Although there have been calls from various quarters, including the National Residential Landlords Association (NRLA), for government intervention, such as reintroducing mortgage interest relief and unfreezing certain measures, Chancellor Hunt and Prime Minister Rishi Sunak have dismissed these suggestions.

They argue that providing extensive support for borrowers could undermine the Bank of England’s efforts to combat inflation, which remains stubbornly high at 8.7% as of May.

The interest rate hikes implemented by the Bank of England are primarily aimed at curbing spending in the economy by reducing disposable income. Consequently, providing blanket support to mortgage holders could contradict the central bank’s policy objectives.

Governor Andrew Bailey acknowledged that the consecutive rate rises since December 2021 would undoubtedly cause “difficulty and pain” for many individuals with loans.

Over the past months, mortgage rates have been steadily rising. The average two-year fixed rate mortgage currently stands at 6.19%, while the five-year rate sits at 5.82%, as financial data firm Moneyfacts reported. In comparison, these rates were closer to 3% in June of the previous year.

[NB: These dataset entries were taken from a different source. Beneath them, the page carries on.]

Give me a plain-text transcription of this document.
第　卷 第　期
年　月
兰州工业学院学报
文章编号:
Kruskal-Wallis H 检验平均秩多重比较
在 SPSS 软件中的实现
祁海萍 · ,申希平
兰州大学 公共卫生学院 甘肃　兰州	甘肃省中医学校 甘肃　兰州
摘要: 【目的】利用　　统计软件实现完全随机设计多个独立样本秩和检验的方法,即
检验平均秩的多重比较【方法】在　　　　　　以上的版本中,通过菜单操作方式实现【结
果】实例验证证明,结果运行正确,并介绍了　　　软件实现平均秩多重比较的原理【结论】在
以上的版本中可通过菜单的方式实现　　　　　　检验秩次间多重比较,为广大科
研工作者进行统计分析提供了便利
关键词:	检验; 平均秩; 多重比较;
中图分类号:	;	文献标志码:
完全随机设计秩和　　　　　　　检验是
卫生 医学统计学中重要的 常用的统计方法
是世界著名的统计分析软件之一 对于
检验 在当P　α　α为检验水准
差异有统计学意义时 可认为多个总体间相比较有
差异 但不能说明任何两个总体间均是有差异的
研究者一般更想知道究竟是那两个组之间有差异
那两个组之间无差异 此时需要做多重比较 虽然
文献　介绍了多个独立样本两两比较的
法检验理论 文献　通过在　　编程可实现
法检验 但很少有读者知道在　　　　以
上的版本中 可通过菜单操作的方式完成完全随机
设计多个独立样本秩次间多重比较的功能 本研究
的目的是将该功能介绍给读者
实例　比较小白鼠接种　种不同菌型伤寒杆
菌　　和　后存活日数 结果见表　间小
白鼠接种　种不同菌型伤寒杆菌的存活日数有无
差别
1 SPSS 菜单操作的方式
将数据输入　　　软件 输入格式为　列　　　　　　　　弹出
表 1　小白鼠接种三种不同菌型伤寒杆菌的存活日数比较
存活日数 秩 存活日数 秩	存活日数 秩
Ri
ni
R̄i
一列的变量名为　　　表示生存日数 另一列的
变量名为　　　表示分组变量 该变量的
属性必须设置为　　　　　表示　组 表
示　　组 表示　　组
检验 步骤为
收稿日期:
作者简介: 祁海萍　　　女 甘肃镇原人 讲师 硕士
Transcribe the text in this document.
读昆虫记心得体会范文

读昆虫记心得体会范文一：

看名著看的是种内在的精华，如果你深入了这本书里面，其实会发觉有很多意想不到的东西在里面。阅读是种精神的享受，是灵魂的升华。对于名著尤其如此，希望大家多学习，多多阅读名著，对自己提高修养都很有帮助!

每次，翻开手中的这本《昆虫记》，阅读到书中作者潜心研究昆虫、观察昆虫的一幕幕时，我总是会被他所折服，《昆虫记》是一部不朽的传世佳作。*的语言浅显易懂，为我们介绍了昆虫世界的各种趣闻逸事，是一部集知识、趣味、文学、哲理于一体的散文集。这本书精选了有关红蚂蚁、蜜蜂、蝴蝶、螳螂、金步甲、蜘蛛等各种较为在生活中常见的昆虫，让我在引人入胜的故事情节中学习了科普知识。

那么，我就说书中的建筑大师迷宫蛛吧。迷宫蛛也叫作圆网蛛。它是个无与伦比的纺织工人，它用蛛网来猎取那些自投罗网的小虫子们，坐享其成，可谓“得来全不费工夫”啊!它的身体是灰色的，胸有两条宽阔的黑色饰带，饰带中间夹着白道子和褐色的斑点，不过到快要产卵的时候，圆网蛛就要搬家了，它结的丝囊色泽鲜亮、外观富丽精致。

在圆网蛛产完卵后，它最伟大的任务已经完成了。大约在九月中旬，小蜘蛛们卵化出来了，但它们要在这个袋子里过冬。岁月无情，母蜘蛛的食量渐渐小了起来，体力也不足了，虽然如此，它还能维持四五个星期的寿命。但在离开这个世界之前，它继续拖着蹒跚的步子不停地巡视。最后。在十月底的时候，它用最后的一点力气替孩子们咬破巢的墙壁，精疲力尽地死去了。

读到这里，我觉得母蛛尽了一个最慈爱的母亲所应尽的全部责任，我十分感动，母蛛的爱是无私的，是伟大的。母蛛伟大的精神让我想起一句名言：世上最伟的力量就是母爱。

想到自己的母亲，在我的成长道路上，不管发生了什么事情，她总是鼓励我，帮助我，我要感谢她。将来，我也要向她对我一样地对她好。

Rising interest rates can also dampen economic spending by incentivising saving.

In recent weeks, MPs have criticised banks for not fully passing on rate rises to savers with easy-access accounts.

Chair of the Treasury Committee, Harriet Baldwin, expressed disappointment with the slow response of High Street banks in passing on rate rises. She noted that these institutions seemed to have taken for granted that savers had grown accustomed to earning minimal returns on their savings.

Baldwin stressed that savers were currently being taken advantage of, highlighting the need for improved transparency and fair treatment of individuals relying on interest income.

The measures introduced by banks and building societies aim to provide relief to struggling mortgage holders amidst rising interest rates.

While the government has refrained from direct intervention, the increased flexibility and delayed repossession proceedings allow homeowners to navigate financial difficulties more effectively.

It is crucial for individuals facing challenges to engage in open discussions with their lenders to explore the available options and find appropriate solutions and take advice where necessary.